The Effect of Pituitrin on the Patients With Pulmonary Hypertension Undergoing Cardiac Surgery

Status:
Not yet recruiting
Trial end date:
2025-01-01
Target enrollment:
0
Participant gender:
All
Summary
This study is a parallel group, single blind, randomized controlled trial. Patients with pulmonary hypertension who met the inclusion criteria and planned to undergo elective cardiac surgery under cardiopulmonary bypass from July 1, 2022 to December 1, 2024 in the Department of cardiac surgery of the First Affiliated Hospital of Shandong First Medical University were selected. After removing the aortic blocking forceps, the experimental group immediately injected the test drug (pituitrin 0.04u/ (kg · h)) intravenously, The control group was immediately injected with the corresponding dose of normal saline by intravenous pump.
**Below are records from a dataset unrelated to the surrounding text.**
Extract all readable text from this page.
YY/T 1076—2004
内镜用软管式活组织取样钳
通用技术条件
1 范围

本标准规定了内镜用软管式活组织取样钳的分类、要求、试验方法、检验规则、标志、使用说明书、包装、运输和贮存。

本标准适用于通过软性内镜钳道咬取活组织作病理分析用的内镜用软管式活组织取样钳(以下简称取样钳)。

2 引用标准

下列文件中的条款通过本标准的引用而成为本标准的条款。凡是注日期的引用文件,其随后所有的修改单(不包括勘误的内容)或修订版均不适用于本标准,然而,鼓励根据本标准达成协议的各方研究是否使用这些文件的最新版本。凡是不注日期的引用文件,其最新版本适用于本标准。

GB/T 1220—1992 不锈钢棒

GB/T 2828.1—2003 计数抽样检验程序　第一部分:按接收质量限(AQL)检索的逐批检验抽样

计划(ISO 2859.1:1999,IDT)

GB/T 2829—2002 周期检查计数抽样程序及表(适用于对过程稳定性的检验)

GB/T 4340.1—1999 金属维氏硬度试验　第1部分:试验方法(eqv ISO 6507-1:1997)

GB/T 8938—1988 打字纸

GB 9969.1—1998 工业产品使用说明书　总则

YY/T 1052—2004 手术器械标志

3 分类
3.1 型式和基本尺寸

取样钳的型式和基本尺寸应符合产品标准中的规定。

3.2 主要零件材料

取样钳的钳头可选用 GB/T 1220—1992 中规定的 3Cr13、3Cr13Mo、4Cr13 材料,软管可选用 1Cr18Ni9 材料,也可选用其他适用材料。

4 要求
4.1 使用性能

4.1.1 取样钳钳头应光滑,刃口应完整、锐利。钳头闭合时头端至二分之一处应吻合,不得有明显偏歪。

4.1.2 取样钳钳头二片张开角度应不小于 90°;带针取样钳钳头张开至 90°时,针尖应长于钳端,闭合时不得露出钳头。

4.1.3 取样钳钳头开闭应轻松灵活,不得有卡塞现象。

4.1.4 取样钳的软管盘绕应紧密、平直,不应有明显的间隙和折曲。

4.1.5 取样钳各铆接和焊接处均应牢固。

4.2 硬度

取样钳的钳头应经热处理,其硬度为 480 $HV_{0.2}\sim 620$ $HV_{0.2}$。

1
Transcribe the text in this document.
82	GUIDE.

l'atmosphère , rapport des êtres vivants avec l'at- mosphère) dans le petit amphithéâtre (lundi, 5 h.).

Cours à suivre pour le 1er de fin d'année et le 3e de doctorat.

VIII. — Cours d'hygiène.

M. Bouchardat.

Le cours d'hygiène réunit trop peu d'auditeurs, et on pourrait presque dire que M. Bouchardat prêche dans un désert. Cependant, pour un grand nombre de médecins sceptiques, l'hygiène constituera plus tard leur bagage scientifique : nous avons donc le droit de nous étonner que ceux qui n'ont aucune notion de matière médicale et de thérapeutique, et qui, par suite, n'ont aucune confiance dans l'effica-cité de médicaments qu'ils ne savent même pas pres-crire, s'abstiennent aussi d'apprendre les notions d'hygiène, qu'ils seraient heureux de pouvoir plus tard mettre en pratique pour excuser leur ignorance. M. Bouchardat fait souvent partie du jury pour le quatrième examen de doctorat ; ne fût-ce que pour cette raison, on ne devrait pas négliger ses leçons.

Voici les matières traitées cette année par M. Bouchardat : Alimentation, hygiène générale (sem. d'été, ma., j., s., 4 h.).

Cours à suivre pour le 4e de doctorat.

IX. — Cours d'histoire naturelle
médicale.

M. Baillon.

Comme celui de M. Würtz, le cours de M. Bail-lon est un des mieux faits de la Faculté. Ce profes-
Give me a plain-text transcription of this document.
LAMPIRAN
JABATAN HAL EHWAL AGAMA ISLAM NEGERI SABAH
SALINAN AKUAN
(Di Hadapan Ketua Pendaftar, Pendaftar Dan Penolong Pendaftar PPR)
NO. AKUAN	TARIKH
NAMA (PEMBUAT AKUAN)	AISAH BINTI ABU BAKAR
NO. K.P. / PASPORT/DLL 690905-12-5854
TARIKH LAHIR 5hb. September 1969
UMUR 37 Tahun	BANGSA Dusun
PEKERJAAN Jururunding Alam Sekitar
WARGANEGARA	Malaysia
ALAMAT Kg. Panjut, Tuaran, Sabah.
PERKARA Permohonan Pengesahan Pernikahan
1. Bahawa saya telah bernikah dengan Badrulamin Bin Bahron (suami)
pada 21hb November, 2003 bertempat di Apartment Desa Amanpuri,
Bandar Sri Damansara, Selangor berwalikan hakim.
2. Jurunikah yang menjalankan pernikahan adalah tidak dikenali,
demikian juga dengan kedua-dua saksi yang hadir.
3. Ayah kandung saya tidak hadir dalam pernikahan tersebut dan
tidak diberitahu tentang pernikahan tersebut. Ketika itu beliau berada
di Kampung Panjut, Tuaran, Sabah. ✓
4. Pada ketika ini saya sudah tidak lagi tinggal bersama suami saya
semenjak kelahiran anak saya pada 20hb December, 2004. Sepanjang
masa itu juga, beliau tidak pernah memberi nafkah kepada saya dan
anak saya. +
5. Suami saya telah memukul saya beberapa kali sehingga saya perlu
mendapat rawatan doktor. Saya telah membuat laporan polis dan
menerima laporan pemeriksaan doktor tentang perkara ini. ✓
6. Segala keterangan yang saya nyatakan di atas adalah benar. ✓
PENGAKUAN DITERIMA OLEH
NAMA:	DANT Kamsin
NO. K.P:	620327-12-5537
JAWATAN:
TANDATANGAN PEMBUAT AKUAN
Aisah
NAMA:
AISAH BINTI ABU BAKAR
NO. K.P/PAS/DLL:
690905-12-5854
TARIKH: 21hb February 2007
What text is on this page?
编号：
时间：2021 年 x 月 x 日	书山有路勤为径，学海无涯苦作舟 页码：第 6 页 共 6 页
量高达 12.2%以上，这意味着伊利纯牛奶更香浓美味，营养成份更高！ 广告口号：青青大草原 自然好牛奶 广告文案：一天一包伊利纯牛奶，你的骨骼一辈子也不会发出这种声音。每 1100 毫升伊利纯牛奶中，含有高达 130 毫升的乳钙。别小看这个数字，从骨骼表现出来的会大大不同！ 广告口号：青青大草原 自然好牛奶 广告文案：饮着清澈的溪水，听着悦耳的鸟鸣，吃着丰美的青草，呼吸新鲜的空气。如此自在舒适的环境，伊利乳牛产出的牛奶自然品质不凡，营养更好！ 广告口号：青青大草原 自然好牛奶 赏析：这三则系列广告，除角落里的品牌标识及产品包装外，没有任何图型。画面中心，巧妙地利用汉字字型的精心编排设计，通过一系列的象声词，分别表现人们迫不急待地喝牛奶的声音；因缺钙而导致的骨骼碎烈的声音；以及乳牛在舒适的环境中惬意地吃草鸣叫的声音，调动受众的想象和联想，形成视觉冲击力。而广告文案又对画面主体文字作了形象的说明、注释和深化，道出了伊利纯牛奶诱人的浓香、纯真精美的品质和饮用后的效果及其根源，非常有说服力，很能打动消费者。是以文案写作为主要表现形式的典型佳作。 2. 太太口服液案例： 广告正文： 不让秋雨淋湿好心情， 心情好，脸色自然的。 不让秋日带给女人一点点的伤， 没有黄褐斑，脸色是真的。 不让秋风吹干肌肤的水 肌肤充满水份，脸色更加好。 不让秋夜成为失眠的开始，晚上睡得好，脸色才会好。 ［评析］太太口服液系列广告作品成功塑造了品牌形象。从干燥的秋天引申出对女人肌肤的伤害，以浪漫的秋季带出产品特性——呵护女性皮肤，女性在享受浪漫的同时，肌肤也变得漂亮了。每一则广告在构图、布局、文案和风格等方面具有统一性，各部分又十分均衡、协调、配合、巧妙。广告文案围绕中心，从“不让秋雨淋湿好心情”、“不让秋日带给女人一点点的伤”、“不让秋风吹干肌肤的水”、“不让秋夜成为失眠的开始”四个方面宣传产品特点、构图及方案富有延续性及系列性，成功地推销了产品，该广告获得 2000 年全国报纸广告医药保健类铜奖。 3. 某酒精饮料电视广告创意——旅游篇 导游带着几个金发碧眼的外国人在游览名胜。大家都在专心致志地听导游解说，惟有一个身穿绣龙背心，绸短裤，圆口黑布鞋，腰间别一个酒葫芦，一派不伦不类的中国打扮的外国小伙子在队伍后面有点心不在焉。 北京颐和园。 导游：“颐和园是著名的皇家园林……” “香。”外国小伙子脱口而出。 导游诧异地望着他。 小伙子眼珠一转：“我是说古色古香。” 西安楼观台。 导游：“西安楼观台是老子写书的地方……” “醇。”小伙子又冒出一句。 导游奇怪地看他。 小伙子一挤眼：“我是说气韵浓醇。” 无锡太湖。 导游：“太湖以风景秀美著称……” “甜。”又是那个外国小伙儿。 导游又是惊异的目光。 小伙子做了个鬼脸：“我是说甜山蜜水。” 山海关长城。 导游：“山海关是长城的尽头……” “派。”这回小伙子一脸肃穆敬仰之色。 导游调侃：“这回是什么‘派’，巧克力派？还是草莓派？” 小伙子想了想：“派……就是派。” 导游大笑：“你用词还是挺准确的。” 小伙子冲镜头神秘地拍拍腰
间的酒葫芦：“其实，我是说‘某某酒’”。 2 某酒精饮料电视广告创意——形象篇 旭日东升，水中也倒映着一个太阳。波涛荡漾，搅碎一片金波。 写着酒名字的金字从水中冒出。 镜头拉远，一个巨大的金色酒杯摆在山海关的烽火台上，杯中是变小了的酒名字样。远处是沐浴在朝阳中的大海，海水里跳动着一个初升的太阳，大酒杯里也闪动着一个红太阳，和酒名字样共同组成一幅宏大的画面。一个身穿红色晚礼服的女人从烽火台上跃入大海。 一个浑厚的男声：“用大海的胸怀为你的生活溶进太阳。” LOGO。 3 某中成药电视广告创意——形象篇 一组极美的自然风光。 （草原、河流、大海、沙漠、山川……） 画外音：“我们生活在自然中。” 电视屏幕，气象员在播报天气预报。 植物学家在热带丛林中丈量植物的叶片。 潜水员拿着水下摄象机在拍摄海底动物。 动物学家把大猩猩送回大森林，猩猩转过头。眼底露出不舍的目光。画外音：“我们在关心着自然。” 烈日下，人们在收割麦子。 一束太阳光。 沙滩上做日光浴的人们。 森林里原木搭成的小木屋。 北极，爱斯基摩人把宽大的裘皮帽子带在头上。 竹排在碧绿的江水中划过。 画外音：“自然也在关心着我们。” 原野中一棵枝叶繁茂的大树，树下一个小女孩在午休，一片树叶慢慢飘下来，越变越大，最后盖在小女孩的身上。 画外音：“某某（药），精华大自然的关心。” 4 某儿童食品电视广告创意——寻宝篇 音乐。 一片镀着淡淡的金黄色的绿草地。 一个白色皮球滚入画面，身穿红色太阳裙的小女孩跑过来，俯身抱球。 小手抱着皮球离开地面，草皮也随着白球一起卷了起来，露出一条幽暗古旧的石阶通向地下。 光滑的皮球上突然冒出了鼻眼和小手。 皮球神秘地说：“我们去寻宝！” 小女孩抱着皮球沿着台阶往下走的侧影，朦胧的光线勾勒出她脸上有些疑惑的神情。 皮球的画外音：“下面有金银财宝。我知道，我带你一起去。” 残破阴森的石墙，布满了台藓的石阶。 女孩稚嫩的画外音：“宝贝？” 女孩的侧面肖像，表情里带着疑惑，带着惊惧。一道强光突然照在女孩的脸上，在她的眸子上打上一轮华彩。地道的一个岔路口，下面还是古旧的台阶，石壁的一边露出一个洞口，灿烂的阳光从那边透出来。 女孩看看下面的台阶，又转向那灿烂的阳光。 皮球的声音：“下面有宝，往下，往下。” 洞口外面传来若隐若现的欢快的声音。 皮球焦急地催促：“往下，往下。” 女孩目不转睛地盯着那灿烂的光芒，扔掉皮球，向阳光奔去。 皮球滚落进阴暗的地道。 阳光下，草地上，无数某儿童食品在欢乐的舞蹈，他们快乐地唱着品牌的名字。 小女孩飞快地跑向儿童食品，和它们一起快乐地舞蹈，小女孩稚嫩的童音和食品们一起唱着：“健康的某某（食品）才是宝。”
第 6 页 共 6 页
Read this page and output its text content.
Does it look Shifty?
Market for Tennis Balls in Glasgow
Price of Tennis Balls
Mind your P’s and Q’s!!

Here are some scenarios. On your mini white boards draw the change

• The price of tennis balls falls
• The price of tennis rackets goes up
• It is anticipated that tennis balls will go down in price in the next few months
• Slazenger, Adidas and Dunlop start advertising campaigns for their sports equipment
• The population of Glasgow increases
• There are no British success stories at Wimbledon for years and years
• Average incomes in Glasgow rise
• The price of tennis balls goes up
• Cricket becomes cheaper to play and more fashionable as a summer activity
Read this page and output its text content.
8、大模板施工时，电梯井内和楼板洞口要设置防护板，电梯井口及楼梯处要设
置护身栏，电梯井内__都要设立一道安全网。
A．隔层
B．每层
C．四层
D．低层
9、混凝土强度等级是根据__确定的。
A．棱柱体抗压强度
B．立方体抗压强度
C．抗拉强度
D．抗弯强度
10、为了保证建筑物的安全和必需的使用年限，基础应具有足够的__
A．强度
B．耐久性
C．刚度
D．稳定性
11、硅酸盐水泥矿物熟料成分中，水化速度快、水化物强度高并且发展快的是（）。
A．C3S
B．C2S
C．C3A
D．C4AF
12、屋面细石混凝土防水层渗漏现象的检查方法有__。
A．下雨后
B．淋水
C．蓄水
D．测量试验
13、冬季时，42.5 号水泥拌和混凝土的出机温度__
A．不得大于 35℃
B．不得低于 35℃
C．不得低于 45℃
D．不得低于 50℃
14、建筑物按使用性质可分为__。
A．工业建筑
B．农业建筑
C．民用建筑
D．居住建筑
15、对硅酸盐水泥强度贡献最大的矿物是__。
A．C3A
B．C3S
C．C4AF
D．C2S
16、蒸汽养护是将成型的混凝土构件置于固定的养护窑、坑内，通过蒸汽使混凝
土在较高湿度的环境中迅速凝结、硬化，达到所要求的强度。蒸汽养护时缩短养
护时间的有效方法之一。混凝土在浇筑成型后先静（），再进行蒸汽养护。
The main outcome was the composite endpoint of all-cause mortality 30 days after operation or common complications after cardiac surgery (stroke, requiring mechanical ventilation for more than 48 hours, deep sternal wound infection, cardiac reoperation, extracorporeal membrane oxygenation, atrial fibrillation or acute renal injury).
Phase:
N/A
Accepts Healthy Volunteers?
No
Details
Lead Sponsor:
Qianfoshan Hospital
Criteria
Inclusion Criteria:

- age ≥18 years and ≤80 years;

- scheduled for elective cardiopulmonary bypass heart surgery (adult congenital heart
disease surgery, coronary artery bypass grafting, valve replacement, valvuloplasty,
heart transplantation and aortic surgery);

- Patients who had pulmonary hypertension (Mean pulmonary artery pressure at rest ≥
25mmhg or pulmonary artery systolic pressure (PASP) ≥ 40mmhg as shown by
echocardiography);

- sign informed consent.

Exclusion Criteria:

- use pituitrin or vasopressin before operation;

- Patients who had acute coronary syndrome;

- preoperative use of left ventricular assist devices other than intra aortic balloon -
pump (IABP);

- Patients who had liver, thyroid and adrenal diseases, severe lung diseases, diabetes;

- Patients who had preoperative renal insufficiency (The increase of serum creatinine
(SCR) within 48 h ≥ 0.3mg/dl (or ≥ 26.5 μ mol/L); Or it is known or speculated that
the increase of SCR in the past 7 days is more than 1.5 times of the basic value; Or
0.5ml/kg urine volume per hour for 6H);

- Patients who had severe carotid artery stenosis, preoperative stroke, mental disorder
and other difficult to communicate and cooperate;

- Patients who had peripheral vascular disease, allergy to vasopressin or pituitrin,
severe hyponatremia (na+ < 130 mmol/l), acute mesenteric ischemia, pregnancy,
malignant tumors, required ECMO and underwent emergency surgery or reoperation;

- Patients who had participated in other clinical studies in recent 3 months.